Por que tentar retirar a autonomia da “cantora do milênio” e colocá-la num local de subalternidade é reforçar a lógica racista.
Por Djamila Ribeiro Do Carta Capital
Nesta semana, uma mulher branca sugeriu um boicote ao álbum Mulher do Fim do Mundo, de Elza Soares. O motivo é que o álbum não seria feminista, já que na sua produção trabalharam homens machistas. O argumento dá a entender que Elza estava sendo usada e não possuía consciência da potência do álbum.
Nele, Elza canta sobre a liberdade da mulher e a necessidade de uma vida sem violência. Logo, várias reações surgiram. A afirmação da moça foi vista como um desrespeito à trajetória de Elza, já contemplada com o título de “cantora do milênio”. E eu concordo.
Querer deslegitimar uma obra como essa por conta do envolvimento de homens machistas não é argumente que se preze. Fosse assim, nada na indústria cultural seria produzido porque machismo é um elemento estruturante da sociedade, e como tal, não há espaço que esteja isento – o mesmo acontece com o racismo.

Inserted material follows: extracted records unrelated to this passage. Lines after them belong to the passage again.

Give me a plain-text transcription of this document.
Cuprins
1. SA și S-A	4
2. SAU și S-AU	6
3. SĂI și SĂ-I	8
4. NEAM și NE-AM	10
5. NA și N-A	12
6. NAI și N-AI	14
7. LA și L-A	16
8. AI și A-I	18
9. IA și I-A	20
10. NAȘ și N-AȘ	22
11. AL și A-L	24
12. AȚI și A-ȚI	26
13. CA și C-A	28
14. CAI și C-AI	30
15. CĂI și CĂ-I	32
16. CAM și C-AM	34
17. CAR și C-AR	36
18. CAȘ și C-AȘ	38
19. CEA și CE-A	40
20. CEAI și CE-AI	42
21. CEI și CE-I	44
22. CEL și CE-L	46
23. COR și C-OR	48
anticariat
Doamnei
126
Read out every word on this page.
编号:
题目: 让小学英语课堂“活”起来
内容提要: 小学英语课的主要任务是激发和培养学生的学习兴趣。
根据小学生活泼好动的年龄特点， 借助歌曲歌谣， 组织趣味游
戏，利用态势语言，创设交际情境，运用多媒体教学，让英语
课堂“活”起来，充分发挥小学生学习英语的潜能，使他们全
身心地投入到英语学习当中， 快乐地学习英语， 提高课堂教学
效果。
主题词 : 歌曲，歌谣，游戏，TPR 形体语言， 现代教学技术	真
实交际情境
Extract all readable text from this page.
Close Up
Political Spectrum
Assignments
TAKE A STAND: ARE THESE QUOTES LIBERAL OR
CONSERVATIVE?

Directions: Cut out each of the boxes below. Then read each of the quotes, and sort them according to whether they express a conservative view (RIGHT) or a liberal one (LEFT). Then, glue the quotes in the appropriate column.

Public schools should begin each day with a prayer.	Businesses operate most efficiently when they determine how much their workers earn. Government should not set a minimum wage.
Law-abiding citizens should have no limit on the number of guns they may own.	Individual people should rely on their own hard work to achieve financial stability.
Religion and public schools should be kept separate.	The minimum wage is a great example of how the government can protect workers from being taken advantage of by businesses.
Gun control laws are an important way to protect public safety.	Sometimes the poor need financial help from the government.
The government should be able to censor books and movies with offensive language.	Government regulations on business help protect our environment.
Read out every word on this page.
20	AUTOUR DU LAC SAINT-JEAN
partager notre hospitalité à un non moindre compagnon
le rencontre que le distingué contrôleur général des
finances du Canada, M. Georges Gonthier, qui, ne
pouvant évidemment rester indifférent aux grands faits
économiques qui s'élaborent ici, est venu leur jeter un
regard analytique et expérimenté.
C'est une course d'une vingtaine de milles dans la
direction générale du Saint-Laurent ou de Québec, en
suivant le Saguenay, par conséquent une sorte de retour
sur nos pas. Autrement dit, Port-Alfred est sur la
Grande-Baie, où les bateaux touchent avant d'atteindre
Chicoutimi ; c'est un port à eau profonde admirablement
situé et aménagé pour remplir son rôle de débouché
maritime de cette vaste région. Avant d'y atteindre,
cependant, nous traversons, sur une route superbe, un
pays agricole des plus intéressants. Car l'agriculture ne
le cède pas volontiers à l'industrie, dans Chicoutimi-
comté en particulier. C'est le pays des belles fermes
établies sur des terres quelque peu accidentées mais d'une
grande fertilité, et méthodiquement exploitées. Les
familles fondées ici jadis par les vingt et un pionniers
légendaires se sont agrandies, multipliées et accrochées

Os espaços de poder ainda são dominados por homens brancos por mais que lutemos contra isso. Agora, torna-se muito problemático cair numa crítica desonesta que tenta deslegitimar o sujeito oprimido como se não tivesse agência e potencialidade. Falemos sobre a indústria e seus limites, mas sem desrespeitar uma grande cantora.
E faço a pergunta: qual artista de massa não está dentro da lógica da indústria cultural? Por que essa crítica só é direcionada às mulheres negras ou quando elas fazem muito sucesso?
Elza Soares possui uma história de muita luta. Nasceu pobre e enfrentou o julgamento moral da sociedade: ao se apresentar pela primeira, aos 13 anos, num programa de auditório, o apresentador, ao vê-la com roupas simples e franzina, perguntou: “De qual planeta você veio?” Ao que ela respondeu: “Do planeta fome”.
Elza é uma mulher forte, que tem muita consciência do que está fazendo. O engraçado é que esse tipo de “argumento” não se aplica às mulheres brancas com talentos duvidosos. Também ninguém nunca diz que a obra de algum cantor deve ser boicotada porque a indústria é racista.
É preciso ter honestidade para fazer o debate sério. Tentar retirar a autonomia de Elza Soares e colocá-la num local de subalternidade é reforçar a lógica racista. É colocá-la como incapaz de fazer escolhas ou de ressignificar símbolos.
Debater racismo e machismo estruturais não pode se confundir com deslegitimar o sujeito do grupo oprimido.
Debater sobre a apropriação cultural, que faz com os sujeitos negros que produzam a cultura não tenham acesso a ela, raramente acontece. Debater o modo pelo qual o capitalismo se apropria dos símbolos de uma cultura, esvaziando-a de sentido, também não.
Do mesmo modo, raramente vemos uma discussão sobre o modo pelo qual os muros sociais construídos são escamoteados por uma romantização de uma cultura única, que, na verdade, serve para manter o sujeito que produz a cultura à margem, enquanto os grupos privilegiados enriquecem e mantêm a segregação social.
Se for para fazer esse debate, concordo. Se for para tentar ridicularizar uma mulher negra extremamente talentosa, peço para que a autora do boicote repense seu racismo.